Amazon Data Pipeline and Amazon Glue – Evaluating, Comparing, and Contrasting

Need inspiration for your next big data pipeline? Check out this recorded webinar to learn how Proofpoint built a big data pipeline for real-time network traffic (with 1 developer in 3 weeks), including the details of the real-time streaming architecture they built using Kinesis, S3, Athena, Upsolver and Elasticsearch. Watch now

There are many apps and services in the Amazon Web Services ecosystem, and often there’s overlap.  Amazon Glue and Amazon Data Pipeline both primarily move data – so what’s the difference, and which do you use, when?  We compare and contrast these two technologies, including providing tables for at-a-glance comparison.

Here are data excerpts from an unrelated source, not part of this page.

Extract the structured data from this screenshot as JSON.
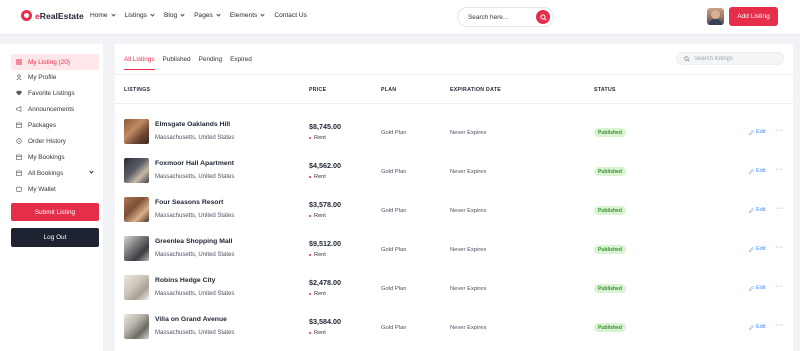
{
  "app": {
    "logo": {
      "prefix": "e",
      "name": "RealEstate"
    }
  },
  "nav": {
    "items": [
      {
        "label": "Home",
        "dropdown": true
      },
      {
        "label": "Listings",
        "dropdown": true
      },
      {
        "label": "Blog",
        "dropdown": true
      },
      {
        "label": "Pages",
        "dropdown": true
      },
      {
        "label": "Elements",
        "dropdown": true
      },
      {
        "label": "Contact Us",
        "dropdown": false
      }
    ],
    "search_placeholder": "Search here...",
    "add_listing_label": "Add Listing"
  },
  "sidebar": {
    "items": [
      {
        "label": "My Listing (20)",
        "icon": "list-icon",
        "active": true
      },
      {
        "label": "My Profile",
        "icon": "user-icon",
        "active": false
      },
      {
        "label": "Favorite Listings",
        "icon": "heart-icon",
        "active": false
      },
      {
        "label": "Announcements",
        "icon": "megaphone-icon",
        "active": false
      },
      {
        "label": "Packages",
        "icon": "package-icon",
        "active": false
      },
      {
        "label": "Order History",
        "icon": "history-icon",
        "active": false
      },
      {
        "label": "My Bookings",
        "icon": "calendar-icon",
        "active": false
      },
      {
        "label": "All Bookings",
        "icon": "calendar-icon",
        "active": false,
        "expandable": true
      },
      {
        "label": "My Wallet",
        "icon": "wallet-icon",
        "active": false
      }
    ],
    "submit_label": "Submit Listing",
    "logout_label": "Log Out"
  },
  "main": {
    "tabs": [
      {
        "label": "All Listings",
        "active": true
      },
      {
        "label": "Published",
        "active": false
      },
      {
        "label": "Pending",
        "active": false
      },
      {
        "label": "Expired",
        "active": false
      }
    ],
    "search_placeholder": "Search listings",
    "columns": {
      "listings": "LISTINGS",
      "price": "PRICE",
      "plan": "PLAN",
      "expiration": "EXPIRATION DATE",
      "status": "STATUS"
    },
    "edit_label": "Edit",
    "more_label": "···",
    "rows": [
      {
        "name": "Elmsgate Oaklands Hill",
        "location": "Massachusetts, United States",
        "price": "$8,745.00",
        "type": "Rent",
        "plan": "Gold Plan",
        "expiration": "Never Expires",
        "status": "Published",
        "thumb": "interior"
      },
      {
        "name": "Foxmoor Hall Apartment",
        "location": "Massachusetts, United States",
        "price": "$4,562.00",
        "type": "Rent",
        "plan": "Gold Plan",
        "expiration": "Never Expires",
        "status": "Published",
        "thumb": "dark"
      },
      {
        "name": "Four Seasons Resort",
        "location": "Massachusetts, United States",
        "price": "$3,578.00",
        "type": "Rent",
        "plan": "Gold Plan",
        "expiration": "Never Expires",
        "status": "Published",
        "thumb": "warm"
      },
      {
        "name": "Greenlea Shopping Mall",
        "location": "Massachusetts, United States",
        "price": "$9,512.00",
        "type": "Rent",
        "plan": "Gold Plan",
        "expiration": "Never Expires",
        "status": "Published",
        "thumb": "hall"
      },
      {
        "name": "Robins Hedge City",
        "location": "Massachusetts, United States",
        "price": "$2,478.00",
        "type": "Rent",
        "plan": "Gold Plan",
        "expiration": "Never Expires",
        "status": "Published",
        "thumb": "light"
      },
      {
        "name": "Villa on Grand Avenue",
        "location": "Massachusetts, United States",
        "price": "$3,584.00",
        "type": "Rent",
        "plan": "Gold Plan",
        "expiration": "Never Expires",
        "status": "Published",
        "thumb": "living"
      }
    ]
  },
  "colors": {
    "accent": "#e52e4a",
    "dark": "#1d2331",
    "status_bg": "#d8f2d2",
    "status_text": "#3c8f31",
    "link": "#4a8cf0"
  }
}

What is AWS Data Pipeline?

Below we define and explain AWS Data Pipeline.

AWS Data Pipeline is intended to enable you to focus on generating insights from your data by making it simpler to provision pipelines and minimize the development and maintenance effort required to manage your daily data operations.  It provides a managed data workflow service that offers flexibility in terms of the execution environment; access and control over the compute resources that run your code; and access and control over the data processing code.

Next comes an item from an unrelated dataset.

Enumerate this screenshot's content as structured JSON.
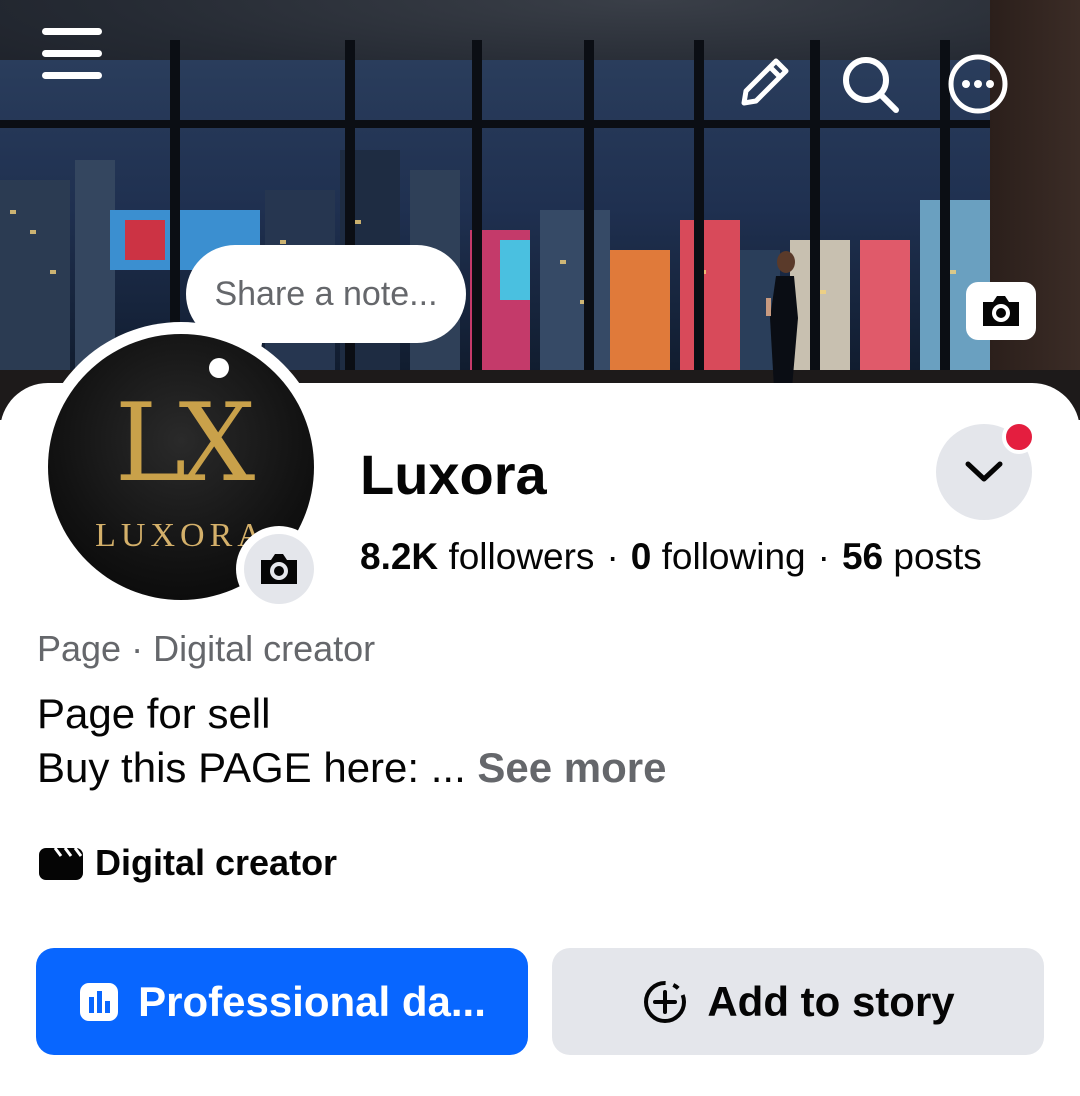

Glossary terms mentioned in this post

  • Amazon Kinesis – a service for processing data streams in real-time
  • Data pipeline – a process for moving data between source and target systems.
  • Data lake – an architectural design pattern in big data.

Using Data Pipeline, you define:

  • the dependent processes to create your pipeline, comprised of the data nodes that contain your data
  • the activities, or business logic, that will run sequentially, such as EMR jobs or SQL queries
  • the schedule on which your business logic executes

AWS Data Pipeline runs on a highly reliable, fault-tolerant infrastructure.  It manages the lifecycle of the EC2 instances on which it runs, launching and terminating them when a job operation is complete. 

Here’s an example: To move clickstream data stored in Amazon S3 to Amazon Redshift, you would define:

  • a pipeline with an S3DataNode that stores your log files
  • a HiveActivity to convert your log files to a .csv file using an Amazon EMR cluster and store it back to S3
  • a RedshiftCopyActivity to copy your data from S3 to Redshift
  • a RedshiftDataNode to connect to your Redshift cluster.

You can then pick a schedule to run at the end of the day.

Source: https://aws.amazon.com/datapipeline/details/

What is AWS Glue?

Below we define and explain AWS Glue.

AWS Glue consists of multiple discrete services that combined provide both visual and code-based interfaces to simplify the process of preparing and combining data for analytics, machine learning, and application development:

  • The AWS Glue Data Catalog is a central metadata repository for quickly finding and accessing data.
  • AWS Glue Studio provides data engineers with a visual UI for creating, scheduling, running, and monitoring ETL workflows.  It handles dependency resolution, job monitoring, and retries.
  • AWS Glue DataBrew enables data analysts and data scientists to visually enrich, clean, and normalize data without writing code.
  • AWS Glue Elastic Views give application developers the ability to use familiar SQL to combine and replicate data across different data stores.

Upsolver is a data pipeline platform that replaces Glue Studio. It enables you to build pipelines using only SQL and automates pipeline orchestration, so that a SQL-savvy data practitioner can use Upsolver to quickly build and deploy an at-scale streaming-plus-batch data pipeline in their AWS account. 

When do I Use AWS Glue, and When do I Use AWS Data Pipeline?

Below we compare common use cases for AWS Data Pipeline and AWS Glue.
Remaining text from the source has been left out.